When you work with wild food, says Alan Bergo, “you learn about a lot more than food.” For the Minnesota professional chef turned full-time forager, foraging expanded his horizons beyond what he even thought possible—and possibly saved his life.
Take the results of a recent rabbit hole of research: isirgan salatasi, a traditional Turkish salad made with raw stinging nettles (yes, those ubiquitous culprits of red, burning ankles). Though Bergo had long foraged the wild greens, he wasn’t convinced they were edible without cooking to neutralize the sting—until he found footage of Turkish grandmas harvesting them, simply bashing them with a rolling pin, and indeed, turning them into salad.
Or consider pansotti, a tortellini-like northern Italian stuffed pasta, made with a blend of wild greens and herbs known as preboggion. “Depending on which reference you look at—and this is where it gets so exciting—the mixture of wild plants could be anywhere from 4 to 18 different species,” Bergo said. It gets better: References he found for la minestrella, a Tuscan stew of beans, wild greens, and corn cakes, called for the inclusion of 20, 30, or more than 50 different species.
“We don’t even think these sorts of things are possible,” he said, “but it’s real. It’s a tradition. And you can go outside, and if you don’t harvest 60 plants you can harvest 4, and it’s still going to taste really good.”
Lost and Found
A business school graduate who turned cooking from a side hustle into a career, Bergo worked with wild foods in restaurant kitchens before he’d ever foraged them himself. After stumbling upon a chicken of the woods mushroom one day, he put the pieces together: The expensive ingredients he was serving on fancy tasting menus were literally within reach. Intrigued, he dived into the world of wild foods.But his reality as a line cook was hardly glamorous. He was broke, in debt, hopping from friend’s basement to friend’s basement. Combined with a bout of Lyme disease that paralyzed half his face, among other crippling symptoms, he entered the lowest point of his life.
By the time Bergo became executive chef of Lucia’s, a beloved Minneapolis farm-to-table restaurant, in 2016, he was building menus from his harvests. “I was just like, ‘What is the most awesome stuff that I can possibly find? It’s all going on the menu.’”
After Lucia’s closed, Bergo sold a book series—the first installment of three, “The Forager Chef’s Book of Flora,” was published in June 2021—and worked on various other projects, including filming a foraging and cooking show during the pandemic that won a 2022 James Beard Award. The journey of a lifetime was well underway. “I found that wild food was something I would never be able to master; it’s like a never-ending journey. That’s exciting.”
Wisdom From the Past
Bergo was taught to cook with classical French techniques, but bringing the best out of wild foods often requires looking elsewhere: at where they’re traditionally harvested and prepared. “That means stepping out of my comfort zone and learning about different cultures that I’d never thought I would,” he said. “I need to go back and learn about the history, the stories of things.
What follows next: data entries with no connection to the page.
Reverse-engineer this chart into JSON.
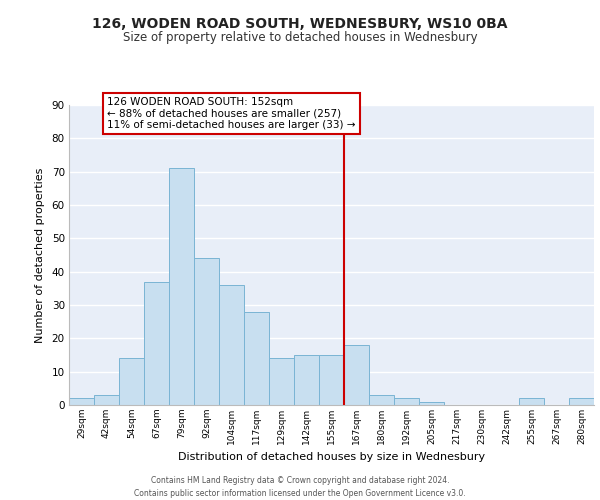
{
  "title": "126, WODEN ROAD SOUTH, WEDNESBURY, WS10 0BA",
  "subtitle": "Size of property relative to detached houses in Wednesbury",
  "xlabel": "Distribution of detached houses by size in Wednesbury",
  "ylabel": "Number of detached properties",
  "bar_labels": [
    "29sqm",
    "42sqm",
    "54sqm",
    "67sqm",
    "79sqm",
    "92sqm",
    "104sqm",
    "117sqm",
    "129sqm",
    "142sqm",
    "155sqm",
    "167sqm",
    "180sqm",
    "192sqm",
    "205sqm",
    "217sqm",
    "230sqm",
    "242sqm",
    "255sqm",
    "267sqm",
    "280sqm"
  ],
  "bar_values": [
    2,
    3,
    14,
    37,
    71,
    44,
    36,
    28,
    14,
    15,
    15,
    18,
    3,
    2,
    1,
    0,
    0,
    0,
    2,
    0,
    2
  ],
  "bar_color": "#c8dff0",
  "bar_edge_color": "#7ab4d4",
  "background_color": "#e8eef8",
  "grid_color": "#ffffff",
  "ylim": [
    0,
    90
  ],
  "yticks": [
    0,
    10,
    20,
    30,
    40,
    50,
    60,
    70,
    80,
    90
  ],
  "annotation_box_text": "126 WODEN ROAD SOUTH: 152sqm\n← 88% of detached houses are smaller (257)\n11% of semi-detached houses are larger (33) →",
  "vline_x": 10.5,
  "vline_color": "#cc0000",
  "annotation_box_color": "#ffffff",
  "annotation_box_border": "#cc0000",
  "footer_line1": "Contains HM Land Registry data © Crown copyright and database right 2024.",
  "footer_line2": "Contains public sector information licensed under the Open Government Licence v3.0."
}
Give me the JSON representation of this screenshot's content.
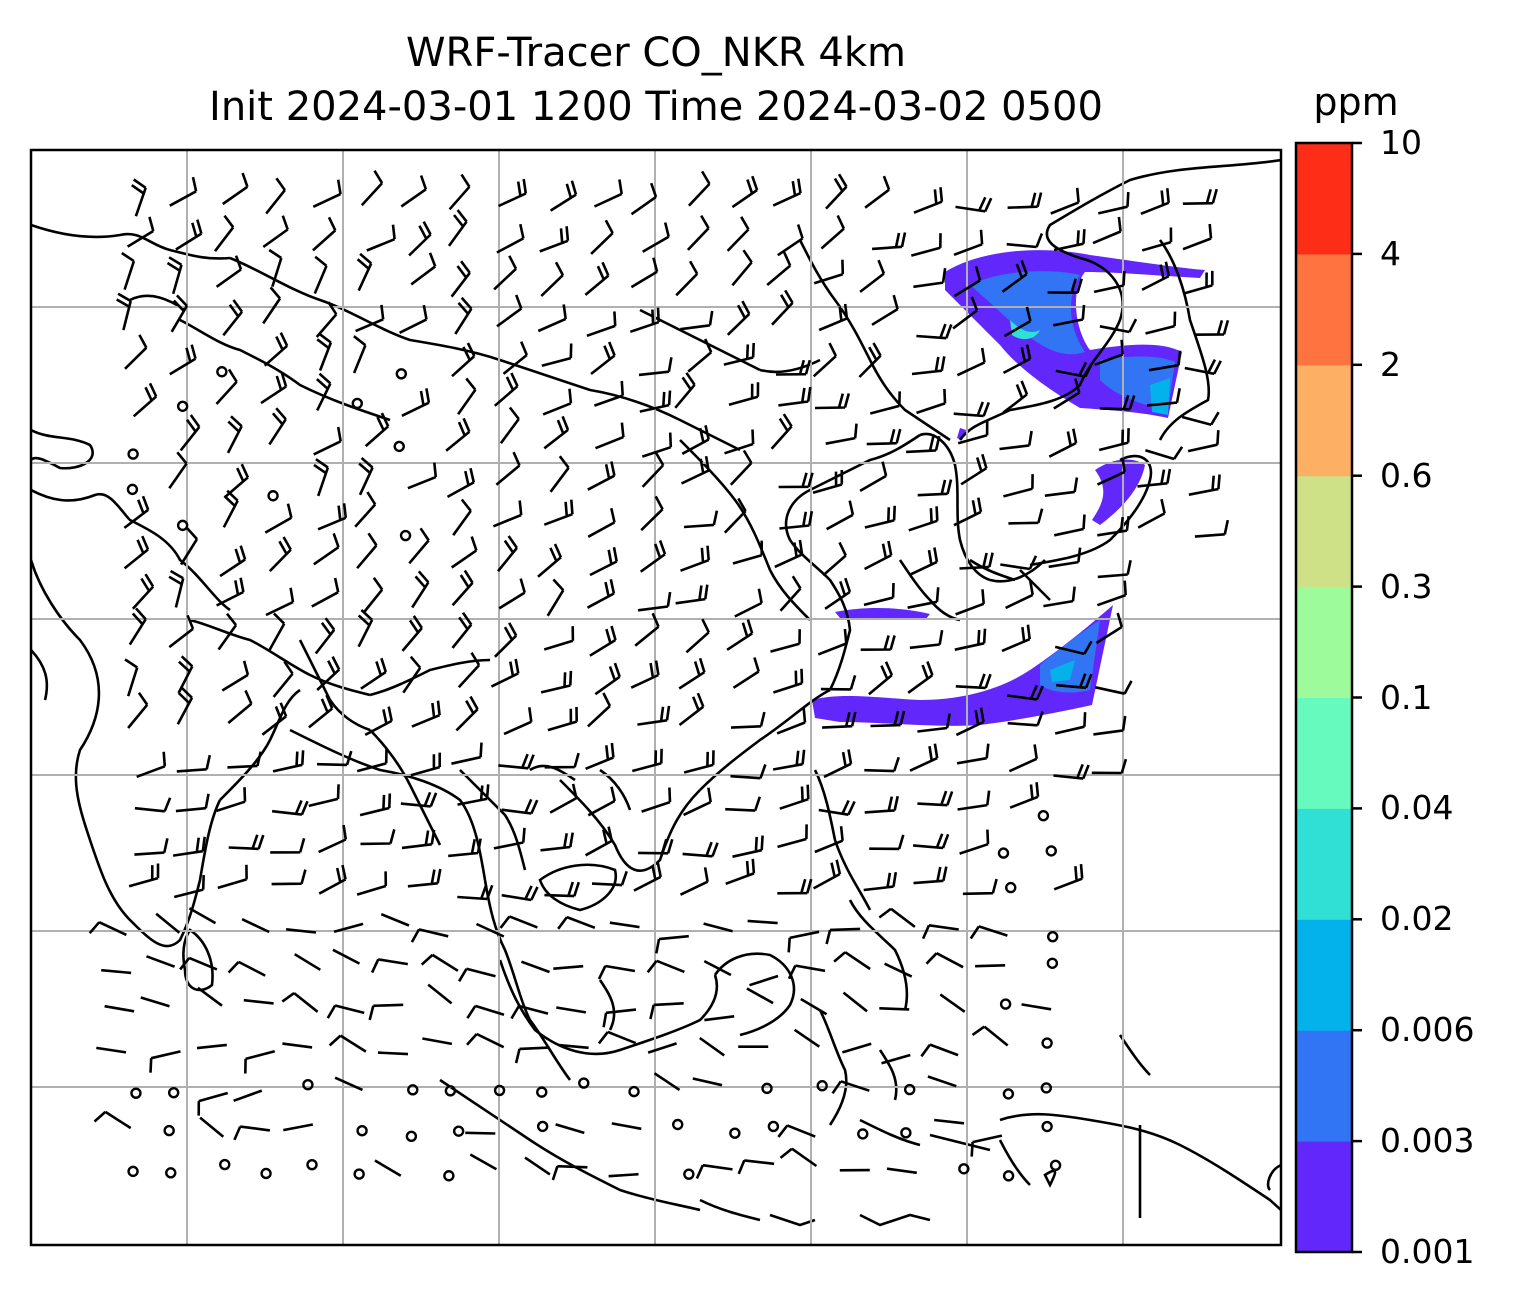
{
  "title_line1": "WRF-Tracer CO_NKR 4km",
  "title_line2": "Init 2024-03-01 1200 Time 2024-03-02 0500",
  "colorbar": {
    "unit": "ppm",
    "levels": [
      "0.001",
      "0.003",
      "0.006",
      "0.02",
      "0.04",
      "0.1",
      "0.3",
      "0.6",
      "2",
      "4",
      "10"
    ],
    "colors": [
      "#6228fb",
      "#3175f4",
      "#03b2ea",
      "#31e0d4",
      "#67fabe",
      "#9dfb9b",
      "#cee187",
      "#fdaf63",
      "#fe7340",
      "#fd2d17"
    ]
  },
  "map": {
    "grid_lines": true,
    "features": [
      "coastlines",
      "country borders",
      "wind barbs",
      "calm wind circles",
      "CO tracer plume"
    ]
  }
}
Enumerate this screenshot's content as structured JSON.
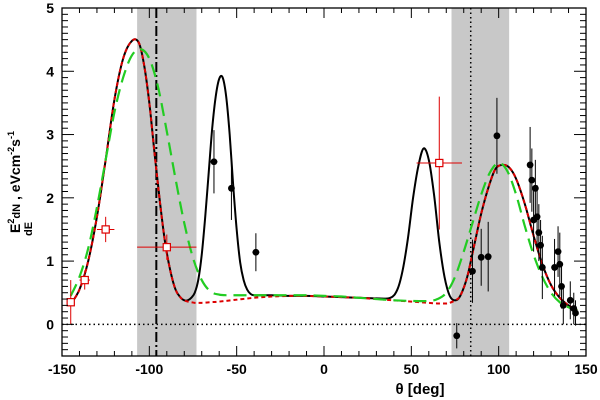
{
  "chart_data": {
    "type": "scatter",
    "title": "",
    "xlabel": "θ [deg]",
    "ylabel": "E²dN/dE, eVcm⁻²s⁻¹",
    "ylabel_parts": {
      "e": "E",
      "pow": "2",
      "num": "dN",
      "den": "dE",
      "unit_a": ", eVcm",
      "unit_pow_a": "-2",
      "unit_b": "s",
      "unit_pow_b": "-1"
    },
    "xlim": [
      -150,
      150
    ],
    "ylim": [
      -0.5,
      5
    ],
    "xticks": [
      -150,
      -100,
      -50,
      0,
      50,
      100,
      150
    ],
    "yticks": [
      0,
      1,
      2,
      3,
      4,
      5
    ],
    "grid": false,
    "shaded_bands": [
      {
        "name": "band-left",
        "x0": -107,
        "x1": -73,
        "color": "#c8c8c8"
      },
      {
        "name": "band-right",
        "x0": 73,
        "x1": 106,
        "color": "#c8c8c8"
      }
    ],
    "vertical_lines": [
      {
        "name": "dashdot-line",
        "x": -96,
        "style": "dashdot",
        "color": "#000000"
      },
      {
        "name": "dotted-line",
        "x": 84,
        "style": "dotted",
        "color": "#000000"
      }
    ],
    "reference_lines": [
      {
        "name": "zero-line",
        "y": 0,
        "style": "dotted",
        "color": "#000000"
      }
    ],
    "curves": [
      {
        "name": "black-solid",
        "style": "solid",
        "color": "#000000",
        "x": [
          -145,
          -140,
          -135,
          -130,
          -125,
          -120,
          -115,
          -110,
          -106,
          -103,
          -100,
          -97,
          -94,
          -91,
          -88,
          -85,
          -82,
          -80,
          -78,
          -76,
          -74,
          -72,
          -70,
          -68,
          -66,
          -64,
          -62,
          -60,
          -58,
          -56,
          -54,
          -52,
          -50,
          -48,
          -46,
          -44,
          -42,
          -40,
          -35,
          -30,
          -20,
          -10,
          0,
          10,
          20,
          30,
          38,
          42,
          45,
          48,
          51,
          54,
          57,
          60,
          63,
          66,
          69,
          72,
          75,
          78,
          82,
          86,
          90,
          94,
          98,
          102,
          106,
          110,
          115,
          120,
          125,
          130,
          135,
          140,
          145
        ],
        "y": [
          0.32,
          0.55,
          1.0,
          1.7,
          2.6,
          3.55,
          4.2,
          4.48,
          4.45,
          4.1,
          3.5,
          2.7,
          1.95,
          1.3,
          0.85,
          0.55,
          0.42,
          0.38,
          0.38,
          0.42,
          0.5,
          0.7,
          1.1,
          1.7,
          2.4,
          3.1,
          3.6,
          3.88,
          3.9,
          3.6,
          3.0,
          2.2,
          1.5,
          0.98,
          0.7,
          0.55,
          0.48,
          0.46,
          0.46,
          0.46,
          0.45,
          0.45,
          0.44,
          0.43,
          0.42,
          0.41,
          0.42,
          0.55,
          0.85,
          1.35,
          2.0,
          2.5,
          2.78,
          2.6,
          2.05,
          1.3,
          0.75,
          0.45,
          0.38,
          0.45,
          0.75,
          1.25,
          1.75,
          2.15,
          2.45,
          2.52,
          2.48,
          2.3,
          1.9,
          1.4,
          0.95,
          0.62,
          0.42,
          0.3,
          0.22
        ]
      },
      {
        "name": "red-dashed",
        "style": "dashed",
        "color": "#dd0000",
        "x": [
          -145,
          -140,
          -135,
          -130,
          -125,
          -120,
          -115,
          -110,
          -106,
          -103,
          -100,
          -97,
          -94,
          -91,
          -88,
          -85,
          -82,
          -80,
          -78,
          -76,
          -74,
          -72,
          -70,
          -65,
          -60,
          -50,
          -40,
          -30,
          -20,
          -10,
          0,
          10,
          20,
          30,
          40,
          50,
          55,
          60,
          65,
          70,
          72,
          75,
          78,
          82,
          86,
          90,
          94,
          98,
          102,
          106,
          110,
          115,
          120,
          125,
          130,
          135,
          140,
          145
        ],
        "y": [
          0.32,
          0.55,
          1.0,
          1.7,
          2.6,
          3.55,
          4.2,
          4.48,
          4.45,
          4.1,
          3.5,
          2.7,
          1.95,
          1.3,
          0.85,
          0.55,
          0.42,
          0.38,
          0.36,
          0.35,
          0.34,
          0.34,
          0.34,
          0.35,
          0.36,
          0.39,
          0.42,
          0.44,
          0.45,
          0.45,
          0.44,
          0.43,
          0.42,
          0.4,
          0.38,
          0.36,
          0.35,
          0.34,
          0.33,
          0.33,
          0.34,
          0.38,
          0.45,
          0.75,
          1.25,
          1.75,
          2.15,
          2.45,
          2.52,
          2.48,
          2.3,
          1.9,
          1.4,
          0.95,
          0.62,
          0.42,
          0.3,
          0.22
        ]
      },
      {
        "name": "green-dashed",
        "style": "longdash",
        "color": "#22cc22",
        "x": [
          -145,
          -140,
          -135,
          -130,
          -125,
          -120,
          -115,
          -110,
          -105,
          -100,
          -95,
          -90,
          -85,
          -80,
          -75,
          -70,
          -65,
          -60,
          -55,
          -50,
          -40,
          -30,
          -20,
          -10,
          0,
          10,
          20,
          30,
          40,
          50,
          60,
          65,
          70,
          75,
          80,
          85,
          90,
          95,
          100,
          105,
          110,
          115,
          120,
          125,
          130,
          135,
          140,
          145
        ],
        "y": [
          0.45,
          0.75,
          1.2,
          1.85,
          2.6,
          3.35,
          3.9,
          4.25,
          4.35,
          4.2,
          3.75,
          3.05,
          2.3,
          1.6,
          1.05,
          0.7,
          0.52,
          0.47,
          0.46,
          0.46,
          0.46,
          0.46,
          0.46,
          0.46,
          0.45,
          0.44,
          0.42,
          0.4,
          0.38,
          0.37,
          0.37,
          0.4,
          0.5,
          0.75,
          1.15,
          1.6,
          2.05,
          2.4,
          2.55,
          2.42,
          2.05,
          1.55,
          1.1,
          0.75,
          0.5,
          0.35,
          0.27,
          0.22
        ]
      }
    ],
    "series": [
      {
        "name": "black-circles",
        "marker": "filled-circle",
        "color": "#000000",
        "points": [
          {
            "x": -63,
            "y": 2.57,
            "yerr": 0.5,
            "xerr": 2
          },
          {
            "x": -53,
            "y": 2.15,
            "yerr": 0.5,
            "xerr": 1
          },
          {
            "x": -39,
            "y": 1.14,
            "yerr": 0.3,
            "xerr": 2
          },
          {
            "x": 76,
            "y": -0.18,
            "yerr": 0.2,
            "xerr": 0
          },
          {
            "x": 85,
            "y": 0.84,
            "yerr": 0.5,
            "xerr": 1
          },
          {
            "x": 90,
            "y": 1.06,
            "yerr": 0.45,
            "xerr": 0
          },
          {
            "x": 94,
            "y": 1.07,
            "yerr": 0.55,
            "xerr": 0
          },
          {
            "x": 99,
            "y": 2.98,
            "yerr": 0.6,
            "xerr": 0
          },
          {
            "x": 118,
            "y": 2.52,
            "yerr": 0.6,
            "xerr": 0
          },
          {
            "x": 119,
            "y": 2.28,
            "yerr": 0.5,
            "xerr": 0
          },
          {
            "x": 120,
            "y": 1.65,
            "yerr": 0.5,
            "xerr": 0
          },
          {
            "x": 121,
            "y": 2.15,
            "yerr": 0.45,
            "xerr": 0
          },
          {
            "x": 122,
            "y": 1.7,
            "yerr": 0.5,
            "xerr": 0
          },
          {
            "x": 123,
            "y": 1.45,
            "yerr": 0.45,
            "xerr": 0
          },
          {
            "x": 124,
            "y": 1.25,
            "yerr": 0.4,
            "xerr": 0
          },
          {
            "x": 125,
            "y": 0.9,
            "yerr": 0.5,
            "xerr": 0
          },
          {
            "x": 132,
            "y": 0.9,
            "yerr": 0.45,
            "xerr": 0
          },
          {
            "x": 134,
            "y": 1.15,
            "yerr": 0.4,
            "xerr": 0
          },
          {
            "x": 135,
            "y": 0.95,
            "yerr": 0.5,
            "xerr": 0
          },
          {
            "x": 136,
            "y": 0.6,
            "yerr": 0.35,
            "xerr": 0
          },
          {
            "x": 137,
            "y": 0.3,
            "yerr": 0.3,
            "xerr": 0
          },
          {
            "x": 141,
            "y": 0.38,
            "yerr": 0.3,
            "xerr": 0
          },
          {
            "x": 143,
            "y": 0.25,
            "yerr": 0.25,
            "xerr": 0
          },
          {
            "x": 144,
            "y": 0.18,
            "yerr": 0.2,
            "xerr": 0
          }
        ]
      },
      {
        "name": "red-squares",
        "marker": "open-square",
        "color": "#dd0000",
        "points": [
          {
            "x": -145,
            "y": 0.35,
            "yerr": 0.35,
            "xerr": 2
          },
          {
            "x": -137,
            "y": 0.7,
            "yerr": 0.15,
            "xerr": 3
          },
          {
            "x": -125,
            "y": 1.5,
            "yerr": 0.2,
            "xerr": 5
          },
          {
            "x": -90,
            "y": 1.22,
            "yerr": 0.2,
            "xerr": 17
          },
          {
            "x": 66,
            "y": 2.55,
            "yerr": 1.05,
            "xerr": 13
          }
        ]
      }
    ]
  }
}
Those really give a dish and an ingredient a soul.”He consults academic texts, especially ethnobotanical resources, and, to a lesser degree, cookbooks; an Italian one he’s been translating has proved a treasure trove of new, old knowledge. His mentor chefs might have been aghast at the “cucina povera” practices he’s picked up, like cooking medleys of foraged weeds “until they’re not green anymore,” he said, but now, “I like to tell people I cook like an Italian grandmother and I’m making the best food of my life.”
He also draws upon a network of wild food experts and friends, in places from Alaska to India, to share their firsthand knowledge of regional specialties. Some are closer by, like Native American ethnobotanist Linda Black Elk, who once invited him to South Dakota to harvest timpsula (prairie turnips), a traditional staple food of the Lakota. Linda’s husband, Luke, taught Bergo the trick to finding them: Watch the wind. The dried plant blows across the prairie like a tumbleweed to spread its seeds, he explained, so intuiting the flight patterns of the previous year’s seedheads—“If I was a little tumbleweed, where would I fall?”—will lead you to this year’s growth. “There’s so much native knowledge tucked away in these oral traditions,” Bergo said.
And renewed interest in this traditional knowledge is higher than ever. Bergo points to growing website views—now millions a year—along with the 2022 James Beard wins for both him and fellow forager Alexis Nikole Nelson (aka breakout TikTok star BlackForager) as indications of this being wild foods’ “biggest year yet.” He’s not surprised.